Beberapa perusahaan melakukan pembelajaran dalam menciptakan pengalaman penhalaman pelanggan yang Wow dengan cara yang sulit. Tahun lalu United Airlines mengalami krisis merek. Saat itu perusahaan kehilangan valuasi sebesar $ 1,4 miliar hanya dalam semalam hanya gara-gara pengalaman seorang penumpang menjadi viral di media sosial. 

Pernah dengar Juicero? Startup juicer Silicon Valley itu berhasil mengumpulkan dana $ 120juta dari investor. Namun, tak sampai dua tahun, start-up itu diejek setelah mesin seharga $ 400 itu tidak mempunyai nilai karena gagal memenuhi janjinya sebagai juicer yang canggih.

Layanan pelanggan, kualitas produk atau hanya perasaan pelanggan tentang perusahaan yang berbinis dengan mereka, pengalaman pelanggan menentukan nasib perusahaan apakah meningkat ke atas, atau jatuh.

Saat ini, 89% perusahaan bersaing terutama berdasarkan pengalaman pelanggan - naik dari hanya 36% pada 2010. Sekitar 80% perusahaan percaya bahwa mereka memberikan pengalaman super. Nyatanya, hanya 8% pelanggan yang setuju. Dengan kata lain, perusahaan memiliki jalan panjang untuk bisa memberika pengalaman pelanggan yang diharapkan.

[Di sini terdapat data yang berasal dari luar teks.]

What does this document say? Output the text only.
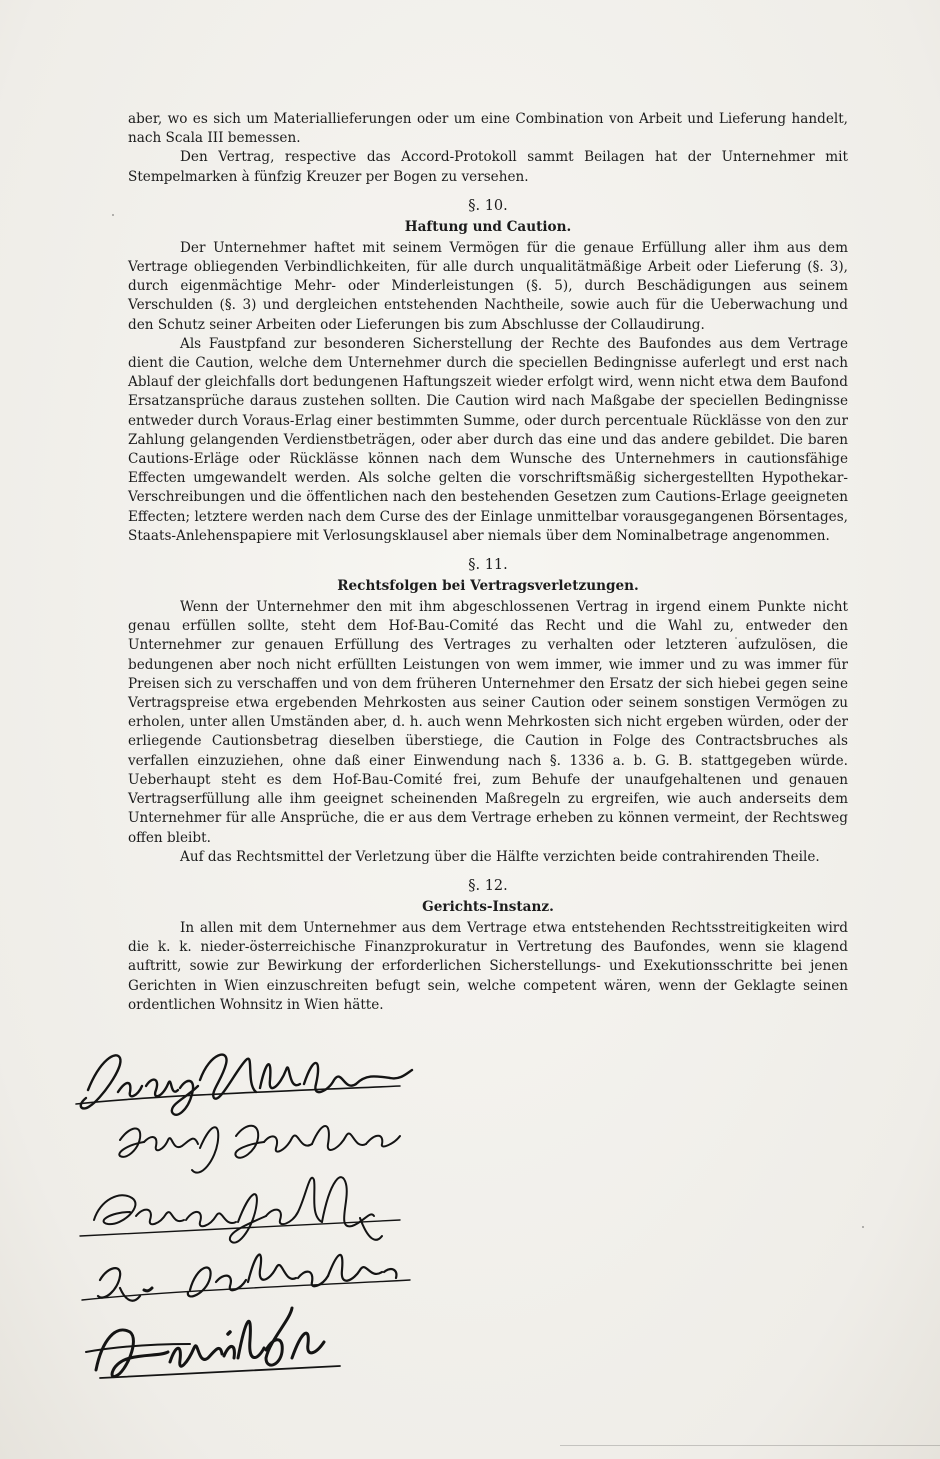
aber, wo es sich um Materiallieferungen oder um eine Combination von Arbeit und Lieferung handelt, nach Scala III bemessen.

Den Vertrag, respective das Accord-Protokoll sammt Beilagen hat der Unternehmer mit Stempelmarken à fünfzig Kreuzer per Bogen zu versehen.

§. 10.
Haftung und Caution.

Der Unternehmer haftet mit seinem Vermögen für die genaue Erfüllung aller ihm aus dem Vertrage obliegenden Verbindlichkeiten, für alle durch unqualitätmäßige Arbeit oder Lieferung (§. 3), durch eigenmächtige Mehr- oder Minderleistungen (§. 5), durch Beschädigungen aus seinem Verschulden (§. 3) und dergleichen entstehenden Nachtheile, sowie auch für die Ueberwachung und den Schutz seiner Arbeiten oder Lieferungen bis zum Abschlusse der Collaudirung.

Als Faustpfand zur besonderen Sicherstellung der Rechte des Baufondes aus dem Vertrage dient die Caution, welche dem Unternehmer durch die speciellen Bedingnisse auferlegt und erst nach Ablauf der gleichfalls dort bedungenen Haftungszeit wieder erfolgt wird, wenn nicht etwa dem Baufond Ersatzansprüche daraus zustehen sollten. Die Caution wird nach Maßgabe der speciellen Bedingnisse entweder durch Voraus-Erlag einer bestimmten Summe, oder durch percentuale Rücklässe von den zur Zahlung gelangenden Verdienstbeträgen, oder aber durch das eine und das andere gebildet. Die baren Cautions-Erläge oder Rücklässe können nach dem Wunsche des Unternehmers in cautionsfähige Effecten umgewandelt werden. Als solche gelten die vorschriftsmäßig sichergestellten Hypothekar-Verschreibungen und die öffentlichen nach den bestehenden Gesetzen zum Cautions-Erlage geeigneten Effecten; letztere werden nach dem Curse des der Einlage unmittelbar vorausgegangenen Börsentages, Staats-Anlehenspapiere mit Verlosungsklausel aber niemals über dem Nominalbetrage angenommen.

§. 11.
Rechtsfolgen bei Vertragsverletzungen.

Wenn der Unternehmer den mit ihm abgeschlossenen Vertrag in irgend einem Punkte nicht genau erfüllen sollte, steht dem Hof-Bau-Comité das Recht und die Wahl zu, entweder den Unternehmer zur genauen Erfüllung des Vertrages zu verhalten oder letzteren aufzulösen, die bedungenen aber noch nicht erfüllten Leistungen von wem immer, wie immer und zu was immer für Preisen sich zu verschaffen und von dem früheren Unternehmer den Ersatz der sich hiebei gegen seine Vertragspreise etwa ergebenden Mehrkosten aus seiner Caution oder seinem sonstigen Vermögen zu erholen, unter allen Umständen aber, d. h. auch wenn Mehrkosten sich nicht ergeben würden, oder der erliegende Cautionsbetrag dieselben überstiege, die Caution in Folge des Contractsbruches als verfallen einzuziehen, ohne daß einer Einwendung nach §. 1336 a. b. G. B. stattgegeben würde. Ueberhaupt steht es dem Hof-Bau-Comité frei, zum Behufe der unaufgehaltenen und genauen Vertragserfüllung alle ihm geeignet scheinenden Maßregeln zu ergreifen, wie auch anderseits dem Unternehmer für alle Ansprüche, die er aus dem Vertrage erheben zu können vermeint, der Rechtsweg offen bleibt.

Auf das Rechtsmittel der Verletzung über die Hälfte verzichten beide contrahirenden Theile.

§. 12.
Gerichts-Instanz.

In allen mit dem Unternehmer aus dem Vertrage etwa entstehenden Rechtsstreitigkeiten wird die k. k. nieder-österreichische Finanzprokuratur in Vertretung des Baufondes, wenn sie klagend auftritt, sowie zur Bewirkung der erforderlichen Sicherstellungs- und Exekutionsschritte bei jenen Gerichten in Wien einzuschreiten befugt sein, welche competent wären, wenn der Geklagte seinen ordentlichen Wohnsitz in Wien hätte.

Itu berarti juga ada peluang besar untuk mengganggu (mendistrupt) pesaing atau mendapatkan pangsa pasar dalam suatu industri. Sebaba bagaimanapun, semua yang dilakukan merek – apakah itu cara pemasaran, penelitian, iklan, dan lainnya - semuanya memainkan peran dalam membentuk pengalaman pelanggan.

Ini menunjukkan bahwa berfokus pada manajemen pengalaman pelanggan (CXM) mungkin merupakan investasi paling penting yang dapat dilakukan oleh sebuah merek dalam iklim bisnis yang kompetitif saat ini.

Dulu pelanggan dapat berkomunikasi dengan perusahaan hanya dalam tiga cara. Mereka dapat mengunjungi bisnis secara langsung, menulis surat atau menghubungi layanan pelanggan. Kemudian  itu digantikan atau dilengkapi dengan mesin faksimail, dan kemudian email.

Saat ini ada lebih banyak cara pelanggan terhubung. Mereka menggunakan Twitter, Facebook, WhatsApp, Instagram, dan lainnya. Dan, ketika pelanggan terhubung dengan perusahaan, mereka berharap untuk dikenal dan dilayani "sesuai permintaan" terlepas dari saluran yang mereka gunakan.

Pelanggan mulai memposting tweet ketika mereka tidak senang atau memiliki pertanyaan tentang produk atau layanan. Beberapa grup Facebook yang beralasan kuat didirikan untuk menentang merek dan organisasi yang memberikan Layanan Pelanggan yang buruk. Video YouTube menjadi viral. Tetapi mereka semua memiliki satu kesamaan.

Pelanggan telah mencoba untuk menyelesaikan masalah mereka melalui saluran Layanan Pelanggan tradisional, tetapi kemudian berjuang untuk mendapatkan resolusi yang memuaskan. Saluran sosial menyediakan outlet.

Ada beberapa pelanggan yang -- ketika tidak mendapatkan layanan yang dirasa layak mereka dapatkan – mengeluh lewat media sosial atau pesan instant ke seluruh dunia di saluran sosial yang disebutkan di atas. Pesan itu mungkin bukan ditujukan untuk perusahaan Anda, tetapi Anda telah dibicarakan banyak orang.

Berita baiknya adalah bahwa beberapa pelanggan yang senang akan membagikannya di saluran sosial juga. Zappos menciptakan cukup banyak momen kegembiraan yang dialami pelanggannya dan terus membuat berbagi konten tentang mereka. Itu mahal sehingga Zappos tidak selalu menjadi pengecer sepatu dengan biaya terendah. Namun pada akhirnya, kesenangan membuat Zappos menang di pasar.